Traduit par Laurelou Piguet
Zoé Konstantopoulou a été élue le 6 février présidente du Parlement grec avec 235 voix sur 298 votants. À 38 ans, elle devient la plus jeune élue à cette fonction. C’est aussi la présidente la mieux élue dans l’histoire de cette institution, et la deuxième femme à accéder à cette fonction dans l’histoire de la République grecque. Portrait d’une militante.

Née à Athènes en 1976, fille de l’ancien président du Synaspismos et d’une journaliste, Zoé Konstantopoulou a étudié le droit à Athènes, Paris et New York, en se spécialisant dans les droits de la personne et le droit pénal national, européen et international. Elle est avocate, inscrite au barreau d’Athènes, et c’est elle qui a assuré la défense de la famille du jeune Alexis Grigoropoulos, assassiné par la police le 6 décembre 2008.


Retrouvez notre dossier :
Grèce : Syriza face au mur de l’austérité et de l’intransigeance allemande 


Militante active dès ses années étudiantes, elle a été membre de diverses associations, dont l’Union européenne des étudiants en droit (ELSA) ce qui lui a permis de suivre les travaux préparatoires à la création de la Cour pénale internationale (CPI) et de faire un stage au Tribunal pénal international pour l’ex-Yougoslavie (TPIY). Parallèlement à ses études, elle a participé à un programme dispensant une aide juridique gratuite en collaboration avec l’Université.

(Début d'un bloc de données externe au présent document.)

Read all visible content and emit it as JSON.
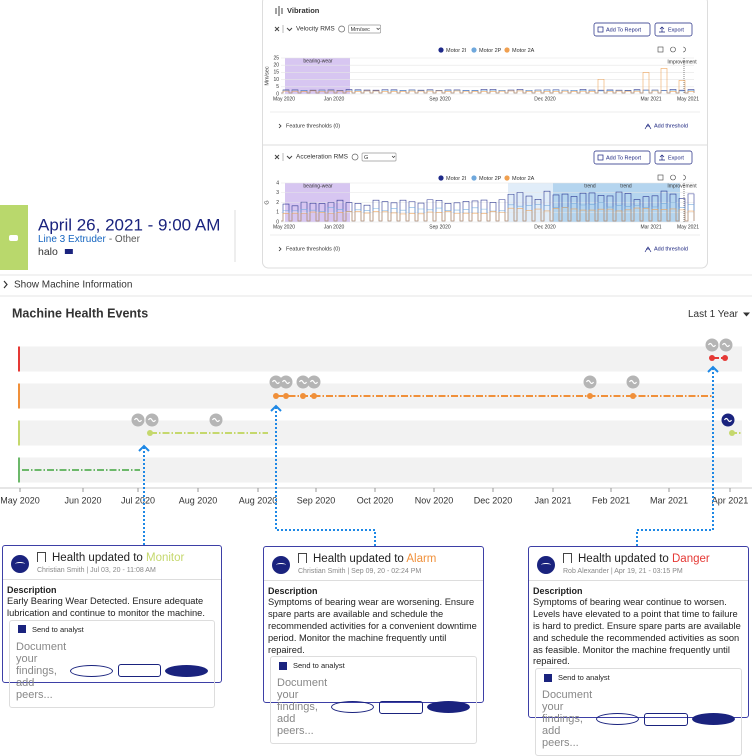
{
  "vibration": {
    "title": "Vibration",
    "legend": [
      {
        "name": "Motor 2I",
        "color": "#1f2a8a"
      },
      {
        "name": "Motor 2P",
        "color": "#6fa8dc"
      },
      {
        "name": "Motor 2A",
        "color": "#f0a050"
      }
    ],
    "panels": [
      {
        "metric": "Velocity RMS",
        "unit": "Mm/sec",
        "add_report": "Add To Report",
        "export": "Export",
        "y_label": "Mm/sec",
        "yticks": [
          25,
          20,
          15,
          10,
          5,
          0
        ],
        "xticks": [
          "May 2020",
          "Jan 2020",
          "Sep 2020",
          "Dec 2020",
          "Mar 2021",
          "May 2021"
        ],
        "annotations": [
          "bearing-wear",
          "Improvement"
        ],
        "thresholds": "Feature thresholds (0)",
        "add_threshold": "Add threshold"
      },
      {
        "metric": "Acceleration RMS",
        "unit": "G",
        "add_report": "Add To Report",
        "export": "Export",
        "y_label": "G",
        "yticks": [
          4,
          3,
          2,
          1,
          0
        ],
        "xticks": [
          "May 2020",
          "Jan 2020",
          "Sep 2020",
          "Dec 2020",
          "Mar 2021",
          "May 2021"
        ],
        "annotations": [
          "bearing-wear",
          "trend",
          "trend",
          "Improvement"
        ],
        "thresholds": "Feature thresholds (0)",
        "add_threshold": "Add threshold"
      }
    ]
  },
  "event": {
    "date": "April 26, 2021 - 9:00 AM",
    "machine": "Line 3 Extruder",
    "type": "- Other",
    "user": "halo"
  },
  "show_machine": "Show Machine Information",
  "health": {
    "title": "Machine Health Events",
    "range": "Last 1 Year",
    "xticks": [
      "May 2020",
      "Jun 2020",
      "Jul 2020",
      "Aug 2020",
      "Aug 2020",
      "Sep 2020",
      "Oct 2020",
      "Nov 2020",
      "Dec 2020",
      "Jan 2021",
      "Feb 2021",
      "Mar 2021",
      "Apr 2021"
    ]
  },
  "cards": [
    {
      "heading": "Health updated to",
      "status": "Monitor",
      "status_color": "#c5d86d",
      "meta": "Christian Smith | Jul 03, 20 - 11:08 AM",
      "desc_label": "Description",
      "desc": "Early Bearing Wear Detected. Ensure adequate lubrication and continue to monitor the machine.",
      "send": "Send to analyst",
      "placeholder": "Document your findings, add peers..."
    },
    {
      "heading": "Health updated to",
      "status": "Alarm",
      "status_color": "#f0903a",
      "meta": "Christian Smith | Sep 09, 20 - 02:24 PM",
      "desc_label": "Description",
      "desc": "Symptoms of bearing wear are worsening. Ensure spare parts are available and schedule the recommended activities for a convenient downtime period. Monitor the machine frequently until repaired.",
      "send": "Send to analyst",
      "placeholder": "Document your findings, add peers..."
    },
    {
      "heading": "Health updated to",
      "status": "Danger",
      "status_color": "#e53935",
      "meta": "Rob Alexander | Apr 19, 21 - 03:15 PM",
      "desc_label": "Description",
      "desc": "Symptoms of bearing wear continue to worsen. Levels have elevated to a point that time to failure is hard to predict. Ensure spare parts are available and schedule the recommended activities as soon as feasible. Monitor the machine frequently until repaired.",
      "send": "Send to analyst",
      "placeholder": "Document your findings, add peers..."
    }
  ]
}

À Paris, où elle a poursuivi ses études à la fin des années 1990, elle a travaillé dans un programme d’éducation à destination des prisonniers en donnant des cours d’anglais à des détenus de la prison de Fresnes.

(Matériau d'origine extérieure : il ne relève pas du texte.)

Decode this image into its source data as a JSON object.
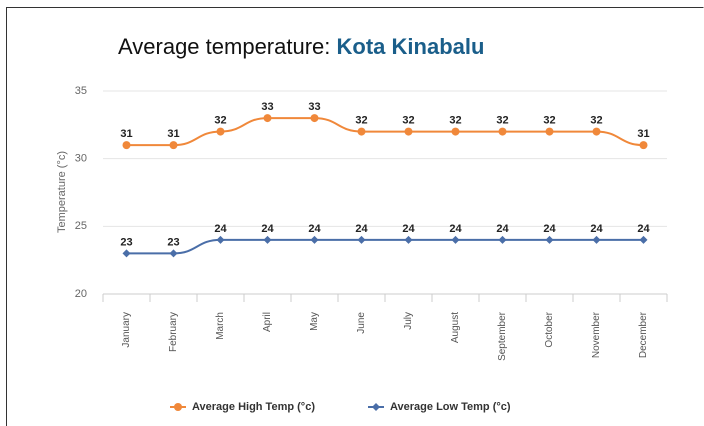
{
  "chart_data": {
    "type": "line",
    "title": "Average temperature:",
    "title_highlight": "Kota Kinabalu",
    "y_label": "Temperature (°c)",
    "categories": [
      "January",
      "February",
      "March",
      "April",
      "May",
      "June",
      "July",
      "August",
      "September",
      "October",
      "November",
      "December"
    ],
    "series": [
      {
        "name": "Average High Temp (°c)",
        "color": "#f0883a",
        "values": [
          31,
          31,
          32,
          33,
          33,
          32,
          32,
          32,
          32,
          32,
          32,
          31
        ]
      },
      {
        "name": "Average Low Temp (°c)",
        "color": "#4a6ea8",
        "values": [
          23,
          23,
          24,
          24,
          24,
          24,
          24,
          24,
          24,
          24,
          24,
          24
        ]
      }
    ],
    "ylim": [
      20,
      35
    ],
    "yticks": [
      20,
      25,
      30,
      35
    ],
    "grid": true,
    "legend": "bottom"
  }
}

« Je suis entrée en politique car je considère du devoir de ma génération de prendre son destin en main », affirme-t-elle lors de sa première participation aux élections européennes de 2009, sous les couleurs de Syriza. Elle est élue en 2012 députée dans une circonscription d’Athènes. À ce titre, elle a participé à de nombreuses commissions sur la justice, la transparence politique, les institutions, les affaires européennes et la question des réparations de guerre de l’Allemagne à la Grèce. Très assidue aux travaux parlementaires, elle se fait remarquer par ses nombreuses questions d’actualité. Elle serait d’ailleurs connue pour sa tendance à interrompre ses interlocuteurs et à monopoliser la parole en assemblée !

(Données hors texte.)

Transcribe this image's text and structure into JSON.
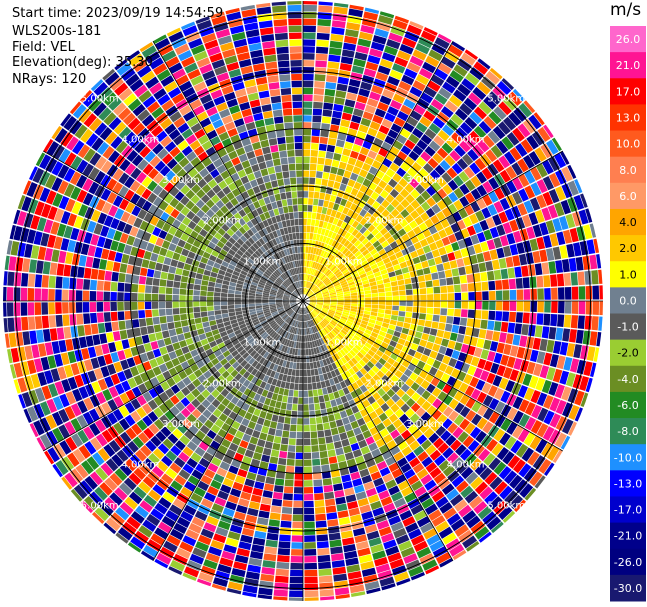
{
  "header": {
    "start_time": "Start time: 2023/09/19 14:54:59",
    "instrument": "WLS200s-181",
    "field": "Field: VEL",
    "elevation": "Elevation(deg): 35.30",
    "nrays": "NRays: 120"
  },
  "colorbar": {
    "unit": "m/s",
    "ticks": [
      "26.0",
      "21.0",
      "17.0",
      "13.0",
      "10.0",
      "8.0",
      "6.0",
      "4.0",
      "2.0",
      "1.0",
      "0.0",
      "-1.0",
      "-2.0",
      "-4.0",
      "-6.0",
      "-8.0",
      "-10.0",
      "-13.0",
      "-17.0",
      "-21.0",
      "-26.0",
      "-30.0"
    ],
    "colors": [
      "#ff66cc",
      "#ff1493",
      "#ff0000",
      "#ff3300",
      "#ff5a1e",
      "#ff7f50",
      "#ff9966",
      "#ffa500",
      "#ffc800",
      "#ffff00",
      "#708090",
      "#5a5a5a",
      "#9acd32",
      "#6b8e23",
      "#228b22",
      "#2e8b57",
      "#1e90ff",
      "#0000ff",
      "#0000cd",
      "#00008b",
      "#000080",
      "#191970"
    ]
  },
  "chart_data": {
    "type": "heatmap",
    "projection": "polar PPI (azimuth vs range)",
    "field": "VEL",
    "units": "m/s",
    "nrays": 120,
    "elevation_deg": 35.3,
    "range_ring_labels": [
      "1.00km",
      "2.00km",
      "3.00km",
      "4.00km",
      "5.00km"
    ],
    "range_rings_km": [
      1,
      2,
      3,
      4,
      5
    ],
    "radial_lines": 12,
    "color_scale_min": -30.0,
    "color_scale_max": 26.0,
    "description_of_field": "near range (<1.5 km) mostly 0 to 2 m/s, gray west/south, yellow north-east; 1.5-3 km mixed yellow/green/gray; beyond 3.5 km noisy multi-color returns"
  }
}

Malgré son élection triomphale à la présidence du Parlement, Zoé Konstantopoulou a rapidement été critiquée par l’opposition qui l’a décrite comme la présidente de son groupe parlementaire, et non « de tous les députés », parce qu’elle a évoqué sa revendication de l’effacement d’une partie de la dette. La nouvelle présidente souhaite des changements profonds dans le fonctionnement du Parlement pour refonder la confiance de la société envers ses institutions. « Les députés ne doivent pas applaudir bêtement les représentants du gouvernement ou de l’opposition, mais être véritablement actifs », souligne-t-elle.

On la décrit parfois comme ambitieuse, mais aussi très sérieuse et travailleuse, n’hésitant pas à aller au conflit quand elle le juge nécessaire.